The four banks are something of a concern but Anand states that they have good lending practices and have already taken their medicine and are looking up.

This is a broadly diversified North American stock portfolio and should provide an interesting contrast to some of the other portfolios. We are going to compare this with two other portfolios. There is no overlap and it will be interesting to see how each of them perform historically and going forward.

Firstly, the Fool's Matt Koppenheffer selected what he considered five stocks for long term dividend performance.
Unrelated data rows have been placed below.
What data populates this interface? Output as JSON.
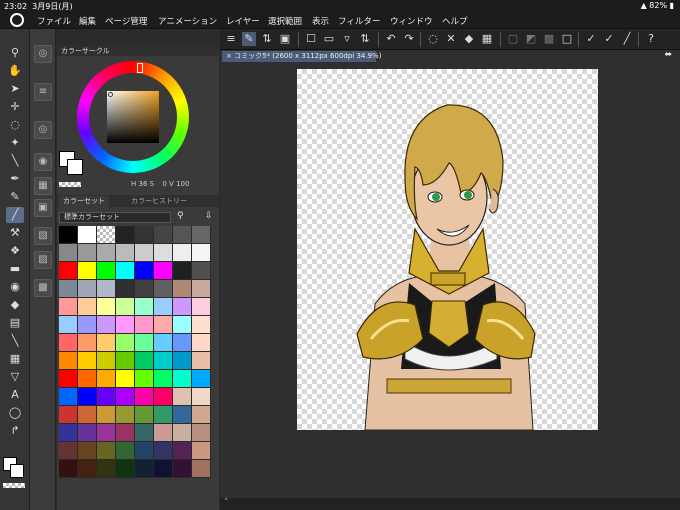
{
  "status": {
    "time": "23:02",
    "date": "3月9日(月)",
    "battery": "82%"
  },
  "menu": [
    "ファイル",
    "編集",
    "ページ管理",
    "アニメーション",
    "レイヤー",
    "選択範囲",
    "表示",
    "フィルター",
    "ウィンドウ",
    "ヘルプ"
  ],
  "panel": {
    "color_circle_title": "カラーサークル",
    "hsv": {
      "h_label": "H",
      "h": "36",
      "s_label": "S",
      "s": "0",
      "v_label": "V",
      "v": "100"
    },
    "color_set_tab": "カラーセット",
    "color_history_tab": "カラーヒストリー",
    "color_set_name": "標準カラーセット",
    "swatches": [
      "#000000",
      "#ffffff",
      "checker",
      "#222222",
      "#333333",
      "#444444",
      "#555555",
      "#666666",
      "#888888",
      "#999999",
      "#aaaaaa",
      "#bbbbbb",
      "#cccccc",
      "#dddddd",
      "#eeeeee",
      "#f5f5f5",
      "#ff0000",
      "#ffff00",
      "#00ff00",
      "#00ffff",
      "#0000ff",
      "#ff00ff",
      "#202020",
      "#505050",
      "#7a8898",
      "#a0a8b8",
      "#b0b8c8",
      "#303030",
      "#404040",
      "#606060",
      "#b08878",
      "#c8a898",
      "#ff9999",
      "#ffcc99",
      "#ffff99",
      "#ccff99",
      "#99ffcc",
      "#99ccff",
      "#cc99ff",
      "#ffccdd",
      "#99ccff",
      "#9999ff",
      "#cc99ff",
      "#ff99ff",
      "#ff99cc",
      "#ffaaaa",
      "#99ffff",
      "#ffe0d0",
      "#ff6666",
      "#ff9966",
      "#ffcc66",
      "#99ff66",
      "#66ff99",
      "#66ccff",
      "#6699ff",
      "#ffd8c8",
      "#ff8800",
      "#ffcc00",
      "#cccc00",
      "#66cc00",
      "#00cc66",
      "#00cccc",
      "#0099cc",
      "#e8c0a8",
      "#ff0000",
      "#ff6600",
      "#ffaa00",
      "#ffff00",
      "#66ff00",
      "#00ff66",
      "#00ffcc",
      "#00aaff",
      "#0066ff",
      "#0000ff",
      "#6600ff",
      "#aa00ff",
      "#ff00aa",
      "#ff0066",
      "#e0c0b0",
      "#f0d8c8",
      "#cc3333",
      "#cc6633",
      "#cc9933",
      "#999933",
      "#669933",
      "#339966",
      "#336699",
      "#d0a890",
      "#333399",
      "#663399",
      "#993399",
      "#993366",
      "#336666",
      "#cc9999",
      "#c8b0a0",
      "#b89080",
      "#663333",
      "#664422",
      "#666622",
      "#336633",
      "#224466",
      "#333366",
      "#552255",
      "#c89880",
      "#331111",
      "#442211",
      "#333311",
      "#113311",
      "#112233",
      "#111133",
      "#331133",
      "#a07060"
    ]
  },
  "doc": {
    "tab": "コミック5* (2600 x 3112px 600dpi 34.9%)"
  }
}
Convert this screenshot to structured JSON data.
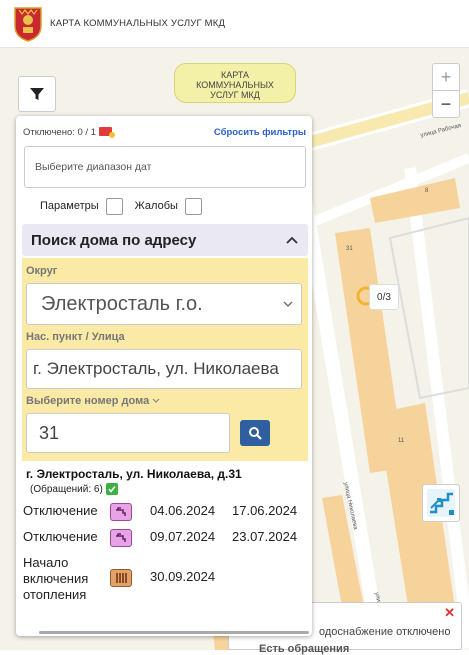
{
  "header": {
    "title": "КАРТА КОММУНАЛЬНЫХ УСЛУГ МКД"
  },
  "map": {
    "label_lines": [
      "КАРТА",
      "КОММУНАЛЬНЫХ",
      "УСЛУГ МКД"
    ],
    "zoom_in": "+",
    "zoom_out": "−",
    "cluster_count": "0/3",
    "building_numbers": [
      "8",
      "31",
      "11"
    ],
    "streets": [
      "улица Рабочая",
      "улица Николаева",
      "улица Николаева"
    ]
  },
  "filter_panel": {
    "disabled_text": "Отключено: 0 / 1",
    "reset_label": "Сбросить фильтры",
    "date_placeholder": "Выберите диапазон дат",
    "params_label": "Параметры",
    "complaints_label": "Жалобы",
    "search_title": "Поиск дома по адресу",
    "district_label": "Округ",
    "district_value": "Электросталь г.о.",
    "locality_label": "Нас. пункт / Улица",
    "locality_value": "г. Электросталь, ул. Николаева",
    "house_label": "Выберите номер дома",
    "house_value": "31",
    "result_address": "г. Электросталь, ул. Николаева, д.31",
    "result_count": "(Обращений: 6)",
    "events": [
      {
        "type": "Отключение",
        "from": "04.06.2024",
        "to": "17.06.2024",
        "icon": "hot-water-tap-icon",
        "color": "#e6a3e6"
      },
      {
        "type": "Отключение",
        "from": "09.07.2024",
        "to": "23.07.2024",
        "icon": "hot-water-tap-icon",
        "color": "#e6a3e6"
      },
      {
        "type": "Начало включения отопления",
        "from": "30.09.2024",
        "to": "",
        "icon": "radiator-icon",
        "color": "#e3a06a"
      }
    ]
  },
  "popup": {
    "close": "✕",
    "text": "одоснабжение отключено",
    "text2": "Есть обращения"
  },
  "colors": {
    "accent_blue": "#2f5f9e",
    "link_blue": "#2a60c8",
    "yellow_bg": "#fbeaa6",
    "map_bg": "#f5f2ea",
    "building": "#f6d39a"
  }
}
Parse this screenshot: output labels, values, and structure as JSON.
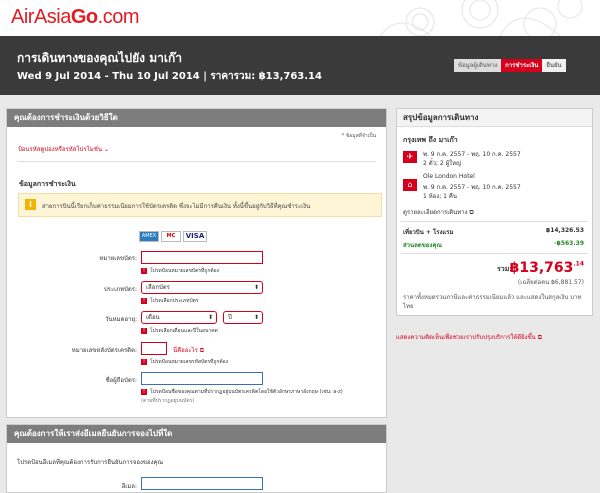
{
  "brand": {
    "part1": "AirAsia",
    "part2": "Go",
    "part3": ".com"
  },
  "hero": {
    "title": "การเดินทางของคุณไปยัง มาเก๊า",
    "subtitle": "Wed 9 Jul 2014 - Thu 10 Jul 2014 | ราคารวม: ฿13,763.14"
  },
  "steps": [
    "ข้อมูลผู้เดินทาง",
    "การชำระเงิน",
    "ยืนยัน"
  ],
  "payment": {
    "heading": "คุณต้องการชำระเงินด้วยวิธีใด",
    "required_note": "* ข้อมูลที่จำเป็น",
    "promo_link": "ป้อนรหัสคูปองหรือรหัสโปรโมชั่น",
    "section_title": "ข้อมูลการชำระเงิน",
    "notice": "สายการบินนี้เรียกเก็บค่าธรรมเนียมการใช้บัตรเครดิต ซึ่งจะไม่มีการคืนเงิน ทั้งนี้ขึ้นอยู่กับวิธีที่คุณชำระเงิน",
    "cards": [
      "AMEX",
      "MC",
      "VISA"
    ],
    "card_number_label": "หมายเลขบัตร:",
    "card_number_err": "โปรดป้อนหมายเลขบัตรที่ถูกต้อง",
    "card_type_label": "ประเภทบัตร:",
    "card_type_value": "เลือกบัตร",
    "card_type_err": "โปรดเลือกประเภทบัตร",
    "expiry_label": "วันหมดอายุ:",
    "expiry_month": "เดือน",
    "expiry_year": "ปี",
    "expiry_err": "โปรดเลือกเดือนและปีในอนาคต",
    "cvv_label": "หมายเลขหลังบัตรเครดิต:",
    "cvv_link": "นี่คืออะไร",
    "cvv_err": "โปรดป้อนหมายเลขรหัสบัตรที่ถูกต้อง",
    "name_label": "ชื่อผู้ถือบัตร:",
    "name_err": "โปรดป้อนชื่อของคุณตามที่ปรากฏอยู่บนบัตรเครดิตโดยใช้ตัวอักษรภาษาอังกฤษ (เช่น: a-z)",
    "name_hint": "(ตามที่ปรากฏอยู่บนบัตร)"
  },
  "email": {
    "heading": "คุณต้องการให้เราส่งอีเมลยืนยันการจองไปที่ใด",
    "intro": "โปรดป้อนอีเมลที่คุณต้องการรับการยืนยันการจองของคุณ",
    "label": "อีเมล:"
  },
  "summary": {
    "heading": "สรุปข้อมูลการเดินทาง",
    "route": "กรุงเทพ ถึง มาเก๊า",
    "flight_dates": "พ. 9 ก.ค. 2557 - พฤ. 10 ก.ค. 2557",
    "flight_pax": "2 ตั๋ว; 2 ผู้ใหญ่",
    "hotel_name": "Ole London Hotel",
    "hotel_dates": "พ. 9 ก.ค. 2557 - พฤ. 10 ก.ค. 2557",
    "hotel_rooms": "1 ห้อง; 1 คืน",
    "details_link": "ดูรายละเอียดการเดินทาง",
    "flight_hotel_label": "เที่ยวบิน + โรงแรม",
    "flight_hotel_value": "฿14,326.53",
    "discount_label": "ส่วนลดของคุณ",
    "discount_value": "-฿563.39",
    "total_label": "รวม:",
    "total_main": "฿13,763",
    "total_dec": ".14",
    "per_person": "(เฉลี่ยต่อคน ฿6,881.57)",
    "note": "ราคาทั้งหมดรวมภาษีและค่าธรรมเนียมแล้ว และแสดงในสกุลเงิน บาทไทย"
  },
  "feedback_link": "แสดงความคิดเห็นเพื่อช่วยเราปรับปรุงบริการให้ดียิ่งขึ้น",
  "colors": {
    "brand_red": "#e31b23",
    "hero_bg": "#3a3a3a",
    "discount_green": "#2a8a2a"
  }
}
All five have dividend yields well in excess of the S&P 500's and trade at reasonable valuations.

Company

Dividend Yield

Johnson & Johnson (JNJ) 3.4%
McDonald's (MCD) 3%
Kimberly-Clark (KMB) 4.1%
Sysco (SYY) 3.3%
Mattel (MAT) 3.5%

And an ETF dividend portfolio:

Asset

Fund in portfolio

REAL ESTATE ICF (iShares Cohen & Steers Realty Majors)
CASH CASH
FIXED INCOME TIP (iShares Barclays TIPS Bond)
Emerging Market VWO (Vanguard Emerging Markets Stock ETF)
US EQUITY DVY (iShares Dow Jones Select Dividend Index)
US EQUITY VIG (Vanguard Dividend Appreciation ETF)
INTERNATIONAL EQUITY IDV (iShares Dow Jones Intl Select Div Idx)
High Yield Bond HYG (iShares iBoxx $ High Yield Corporate Bd)
INTERNATIONAL BONDS EMB (iShares JPMorgan USD Emerg Markets Bond)
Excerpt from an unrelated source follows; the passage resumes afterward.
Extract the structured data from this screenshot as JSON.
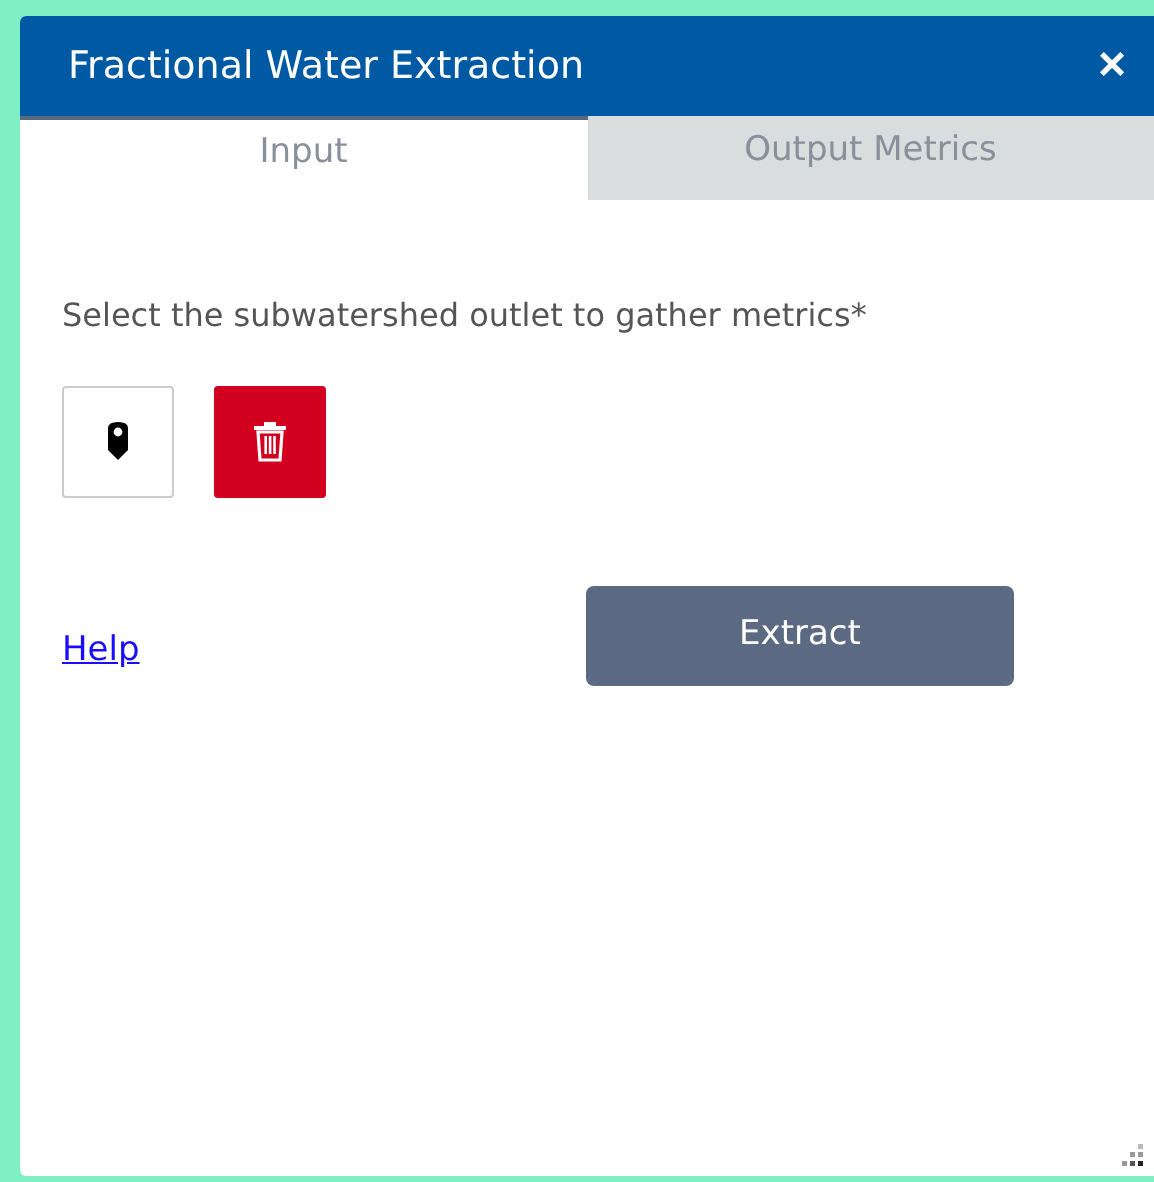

Portfolio Performance Comparison
Portfolio/Fund Name 1Yr AR 1Yr Sharpe 3Yr AR 3Yr Sharpe 5Yr AR 5Yr Sharpe
Fool's 5 Dividend Payers to Save your Portfolio 22% 203% 13% 63% 14% 69%
Retirement Income ETFs Strategic Asset Allocation Moderate 18% 190% 6% 30% 6% 26%
Retirement Income ETFs Tactical Asset Allocation Moderate 17% 180% 12% 96% 11% 80%
Fool's 10 Stocks To Buy July 2011 5% 30% 11% 32% 6% 16%

Three Month Chart

click to enlarge

One Year Chart Three Year Chart Five Year Chart

A bargain is always an attractive notion and when you combine that with blue chip names, then it seems especially compelling. However, the results do not confirm the intuition. We expect the short term returns to be poor because these are stocks that have been depressed. However, when you look further back, while the returns are in line with the lowest benchmark, the Sharpe index -- indicating the volatility or risk associated with these returns -- is lower than everything else -- indicating that better risk adjusted returns can be derived from the other portfolios.
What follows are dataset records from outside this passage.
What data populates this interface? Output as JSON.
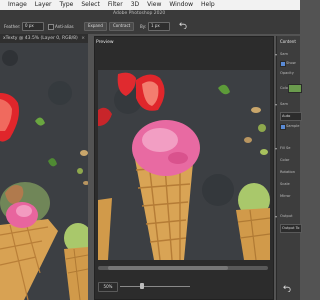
{
  "menubar": {
    "items": [
      "Image",
      "Layer",
      "Type",
      "Select",
      "Filter",
      "3D",
      "View",
      "Window",
      "Help"
    ]
  },
  "options": {
    "feather_label": "Feather:",
    "feather_value": "0 px",
    "antialias_label": "Anti-alias",
    "expand_label": "Expand",
    "contract_label": "Contract",
    "by_label": "By:",
    "by_value": "1 px",
    "app_title": "Adobe Photoshop 2020"
  },
  "document_tab": {
    "label": "xTexty @ 43.5% (Layer 0, RGB/8)",
    "close": "×"
  },
  "preview": {
    "title": "Preview",
    "zoom": "50%"
  },
  "dock": {
    "title": "Content",
    "rows": [
      "Sam",
      "Show",
      "Opacity",
      "Color",
      "Sam",
      "Auto",
      "Sample",
      "Fill Se",
      "Color",
      "Rotation",
      "Scale",
      "Mirror",
      "Output",
      "Output"
    ],
    "auto_value": "Auto",
    "output_value": "Output To"
  },
  "colors": {
    "menubar": "#f2f2f2",
    "app_bg": "#535353",
    "panel": "#3d3d3d",
    "accent": "#5a8bd6",
    "overlay_green": "#6a9b4d"
  },
  "icons": {
    "undo": "undo-icon",
    "close": "close-icon"
  }
}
We will continue to track this to see if the returns pop up as the stocks recover but, for now, this is a bargain worth passing up.

Disclosure: MyPlanIQ does not have any business relationship with the company or companies mentioned in this article. It does not set up their retirement plans. The performance data of portfolios mentioned above are obtained through historical simulation and are hypothetical.

Disclosure: Author has no positions in any stocks mentioned, and no plans to initiate any positions within the next 72 hours.